Geçtiğimiz gün bir farklılık yaptım, izin günümde
Atakum'u gezdim. Hem de sokak sokak… Bu gezi bana bir anlamda da geçmişe dönük
nostalji yaşattı. Eskiler bilir önceki
adı Matasyon'du. Ve şimdikinden çok küçük bir yerleşim yeriydi. Bundan 30 yıl
önce de bugün olduğu gibi Samsun'un mesire yeriydi. Mevsim yaza döndüğünde özellikle de hafta
sonları soluğu orada alırdık.
Dolmuşlar en iyi parayı tatil günleri kazanır.
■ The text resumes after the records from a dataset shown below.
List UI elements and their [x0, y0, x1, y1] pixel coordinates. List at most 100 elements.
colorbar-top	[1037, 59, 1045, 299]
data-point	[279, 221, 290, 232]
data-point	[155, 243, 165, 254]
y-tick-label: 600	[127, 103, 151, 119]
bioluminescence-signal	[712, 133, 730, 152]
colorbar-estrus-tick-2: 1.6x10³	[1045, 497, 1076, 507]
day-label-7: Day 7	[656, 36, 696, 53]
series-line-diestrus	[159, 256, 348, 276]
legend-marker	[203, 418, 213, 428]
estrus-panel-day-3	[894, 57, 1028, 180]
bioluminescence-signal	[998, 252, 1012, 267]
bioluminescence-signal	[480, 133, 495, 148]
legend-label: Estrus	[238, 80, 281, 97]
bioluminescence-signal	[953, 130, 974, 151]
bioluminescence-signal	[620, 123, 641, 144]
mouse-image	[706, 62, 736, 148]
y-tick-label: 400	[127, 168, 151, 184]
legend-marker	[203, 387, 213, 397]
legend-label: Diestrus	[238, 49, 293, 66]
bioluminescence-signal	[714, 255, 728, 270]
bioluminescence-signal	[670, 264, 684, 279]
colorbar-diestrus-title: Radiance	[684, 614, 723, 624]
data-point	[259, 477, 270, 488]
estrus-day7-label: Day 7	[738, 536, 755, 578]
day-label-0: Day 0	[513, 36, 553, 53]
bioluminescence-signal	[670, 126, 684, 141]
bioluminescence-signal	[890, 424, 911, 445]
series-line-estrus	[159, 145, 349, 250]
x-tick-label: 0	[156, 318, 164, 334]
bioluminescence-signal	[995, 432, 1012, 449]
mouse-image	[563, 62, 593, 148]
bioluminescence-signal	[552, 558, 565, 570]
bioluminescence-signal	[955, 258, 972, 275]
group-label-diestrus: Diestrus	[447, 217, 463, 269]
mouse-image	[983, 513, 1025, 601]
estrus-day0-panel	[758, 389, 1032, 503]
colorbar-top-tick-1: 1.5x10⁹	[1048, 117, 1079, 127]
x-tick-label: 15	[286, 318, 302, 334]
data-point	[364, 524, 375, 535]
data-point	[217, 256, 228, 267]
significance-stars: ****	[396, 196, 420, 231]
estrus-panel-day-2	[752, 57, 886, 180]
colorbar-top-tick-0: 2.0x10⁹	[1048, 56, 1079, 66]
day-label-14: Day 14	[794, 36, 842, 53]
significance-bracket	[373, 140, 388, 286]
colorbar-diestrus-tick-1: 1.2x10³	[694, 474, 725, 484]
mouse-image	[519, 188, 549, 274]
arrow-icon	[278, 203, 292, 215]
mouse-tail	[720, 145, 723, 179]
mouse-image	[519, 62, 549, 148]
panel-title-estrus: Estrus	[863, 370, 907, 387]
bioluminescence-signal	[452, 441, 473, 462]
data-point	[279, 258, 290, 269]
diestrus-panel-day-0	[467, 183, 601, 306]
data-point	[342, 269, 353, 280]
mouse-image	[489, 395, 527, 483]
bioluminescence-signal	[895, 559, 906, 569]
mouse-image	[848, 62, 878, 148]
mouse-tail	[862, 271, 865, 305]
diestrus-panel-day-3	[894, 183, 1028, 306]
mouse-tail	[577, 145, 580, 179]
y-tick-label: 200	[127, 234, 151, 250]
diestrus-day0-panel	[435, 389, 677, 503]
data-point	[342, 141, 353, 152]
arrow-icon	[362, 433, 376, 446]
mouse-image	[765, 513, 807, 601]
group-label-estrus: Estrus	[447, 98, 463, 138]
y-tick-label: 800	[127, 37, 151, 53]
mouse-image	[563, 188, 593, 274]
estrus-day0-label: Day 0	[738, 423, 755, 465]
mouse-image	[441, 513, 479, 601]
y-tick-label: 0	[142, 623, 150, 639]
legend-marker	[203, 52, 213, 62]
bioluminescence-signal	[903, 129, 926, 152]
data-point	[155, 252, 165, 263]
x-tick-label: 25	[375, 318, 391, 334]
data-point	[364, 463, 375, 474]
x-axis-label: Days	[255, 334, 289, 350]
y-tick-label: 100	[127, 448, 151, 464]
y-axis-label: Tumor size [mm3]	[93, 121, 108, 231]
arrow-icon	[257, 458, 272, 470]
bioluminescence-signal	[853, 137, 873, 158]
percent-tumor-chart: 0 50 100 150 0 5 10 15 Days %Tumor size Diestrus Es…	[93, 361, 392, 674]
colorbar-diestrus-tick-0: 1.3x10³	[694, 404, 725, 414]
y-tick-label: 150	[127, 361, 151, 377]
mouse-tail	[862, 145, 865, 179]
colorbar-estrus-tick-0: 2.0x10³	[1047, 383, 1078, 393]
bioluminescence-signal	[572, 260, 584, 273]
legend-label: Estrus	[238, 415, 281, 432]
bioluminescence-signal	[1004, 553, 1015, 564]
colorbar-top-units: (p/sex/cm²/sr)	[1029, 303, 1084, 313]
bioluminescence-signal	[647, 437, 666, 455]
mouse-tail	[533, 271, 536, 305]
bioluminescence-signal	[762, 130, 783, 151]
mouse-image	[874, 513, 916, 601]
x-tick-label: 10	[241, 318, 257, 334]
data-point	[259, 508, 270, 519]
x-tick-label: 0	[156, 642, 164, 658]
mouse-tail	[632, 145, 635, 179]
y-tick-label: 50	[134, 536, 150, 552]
Cumartesi, pazar günleri belediye otobüsleri ek sefer koyar; ellerde küçük
ocaklar, kilimler, şemsiyeler, yüzmek için şamyeller, sepetlerde yiyecekler
Samsunlu adeta oraya akardı. Yapıları da şimdiki gibi değildi. Daha çok tek
katlı müstakil binalardan oluşur. Evlerin bahçelerindeki ağaçlardan şeftaliler
yerlere kadar sarkar. Canı çeken koparır yer. Bakıp almayana da ev sahibi
seslenirdi; " Göz hakkı alın." Sonra yıllar içinde gelişmeye büyümeye
başladı. Büyüdükçe hem eski güzelliğini yitirdi hem de sorunları artmaya
başladı. Tek katlı evler ve o güzelim şeftali,meyve ağaçları, zamanla bir bir
kayboldu.
Bölge büyüyüp sorunlar artınca da kaçınılmaz olarak
bir gün ilçe oldu. Metin Burma da, belediye başkanı. Burma, Atakum'a başkandı ama Büyükşehir Belediyesi
ilk katında verilen bir odada oturur orada çalışırdı. Çünkü ortada ne bina ne
personel vardı. Öyle ki; çalan telefonlara bile kendi bakar, arayan vatandaş da
karşısında direk başkan bulmanın şaşkınlığını yaşardı. Sonra Atakum'da
resmi bir kurumun bulunduğu bir binanın üst katında yer gösterildi ve
kendisine verilen bir kaç personel, bir iki araçla gitti.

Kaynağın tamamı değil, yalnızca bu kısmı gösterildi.